Cardiomyocyte Function and Trace Element (TE) Status during Aging: Role of Proteostasis

衰老过程中心肌细胞功能和微量元素 (TE) 状态：蛋白质稳态的作用

• 批准号: 448242516
• 负责人: Professor Dr. Tilman Grune
• 金额: --
• 依托单位: Deutsches Institut für Ernährungsforschung Potsdam-Rehbrücke (DIfE)
• 依托单位国家: 德国
• 项目类别: Research Units
• 资助国家: 德国
• 项目状态: 未结题
• 来源: https://gepris.dfg.de/gepris/projekt/448242516?language=en
• 关键词: Cardiomyocyte; Function; Trace; Element; TE

Iron (Fe) is essential for normal cellular functioning, but in excess, labile reactive Fe enhances oxidative stress, often resulting in a free radical-induced cell death. On the other hand, Fe is crucial for the energy production of cells, especially in cardiomyocytes possessing a high energy demand. In cardiomyocytes, Fe is also required for myoglobin function providing intracellular oxygen transport. Therefore, cardiomyocytes are highly vulnerable to disturbances of Fe metabolism. The functionality of the Fe metabolism is ensured by a number of proteins, which undergo a permanent turnover. Aging is characterized by malfunction of protein turnover, which is mainly due to reduced responses of the ubiquitin-proteasomal system and the autophagy-lysosomal system. This is a dominating process in aging and, therefore, a decline of proteostasis is a hallmark of the aging process. My group has been investigating the degradation of oxidatively modified proteins during aging, including the degradation of proteins of the Fe metabolism, and the regulation of redox-mediated protein degradation for several years. The goal of this project is to systematically investigate, how age-associated changes in proteostasis, in particular proteolytic pathways, effect trace element (TE) status and Fe metabolism-related proteins in cardiomyocytes in relation to cellular function. We will a) establish a correlation between proteolytic pathways and TE-binding and -regulating proteins in aging cardiomyocytes; b) test whether aging per se or hypertrophy as a known phenomenon of aging in cardiomyocytes is the driving factor for age-related TE (Fe) and functional disturbance; and c) test the interaction between various TE occurring during aging or inflammation and Fe metabolism. This will be done in the context with TE profiles of other organs and translated to the human situation.

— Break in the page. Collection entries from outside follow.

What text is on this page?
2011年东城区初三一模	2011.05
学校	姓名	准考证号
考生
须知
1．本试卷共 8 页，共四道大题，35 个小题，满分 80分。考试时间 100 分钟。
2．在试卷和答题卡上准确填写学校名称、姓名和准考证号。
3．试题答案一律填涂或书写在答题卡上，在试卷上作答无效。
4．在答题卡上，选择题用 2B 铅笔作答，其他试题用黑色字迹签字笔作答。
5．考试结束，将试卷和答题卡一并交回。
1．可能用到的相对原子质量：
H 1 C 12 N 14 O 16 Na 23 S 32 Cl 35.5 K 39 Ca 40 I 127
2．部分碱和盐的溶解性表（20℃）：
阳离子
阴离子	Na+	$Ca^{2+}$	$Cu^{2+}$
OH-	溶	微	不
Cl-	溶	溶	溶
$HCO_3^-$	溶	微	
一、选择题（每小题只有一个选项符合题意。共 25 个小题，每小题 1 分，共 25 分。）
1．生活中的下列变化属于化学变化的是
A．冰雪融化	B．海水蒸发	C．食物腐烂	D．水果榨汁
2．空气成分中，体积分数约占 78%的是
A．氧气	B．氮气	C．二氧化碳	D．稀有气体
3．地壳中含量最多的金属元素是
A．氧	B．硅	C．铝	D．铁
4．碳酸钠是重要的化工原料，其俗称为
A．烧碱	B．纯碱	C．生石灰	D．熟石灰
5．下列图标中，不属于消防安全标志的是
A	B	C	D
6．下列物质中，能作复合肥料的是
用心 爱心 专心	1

铁 (Fe) 对于正常细胞功能至关重要，但过量的不稳定活性铁会增强氧化应激，常常导致自由基诱导的细胞死亡。另一方面，铁对于细胞的能量产生至关重要，特别是在能量需求较高的心肌细胞中。在心肌细胞中，肌红蛋白提供细胞内氧运输的功能也需要铁。因此，心肌细胞极易受到铁代谢紊乱的影响。铁代谢的功能是由许多蛋白质保证的，这些蛋白质会进行永久的更新。衰老的特点是蛋白质周转功能障碍，这主要是由于泛素-蛋白酶体系统和自噬-溶酶体系统的反应降低所致。这是衰老过程中的一个主导过程，因此，蛋白质稳态的下降是衰老过程的一个标志。我的小组多年来一直在研究衰老过程中氧化修饰蛋白质的降解，包括铁代谢的蛋白质降解，以及氧化还原介导的蛋白质降解的调节。该项目的目标是系统地研究与年龄相关的蛋白质稳态变化，特别是蛋白水解途径，如何影响心肌细胞中与细胞功能相关的微量元素（TE）状态和铁代谢相关蛋白质。我们将 a) 建立衰老心肌细胞中蛋白水解途径与 TE 结合和调节蛋白之间的相关性； b) 测试衰老本身或心肌细胞肥大（作为已知的心肌细胞衰老现象）是否是与年龄相关的 TE (Fe) 和功能障碍的驱动因素； c) 测试衰老或炎症过程中发生的各种 TE 与铁代谢之间的相互作用。这将在其他器官的 TE 概况的背景下完成，并转化为人类的情况。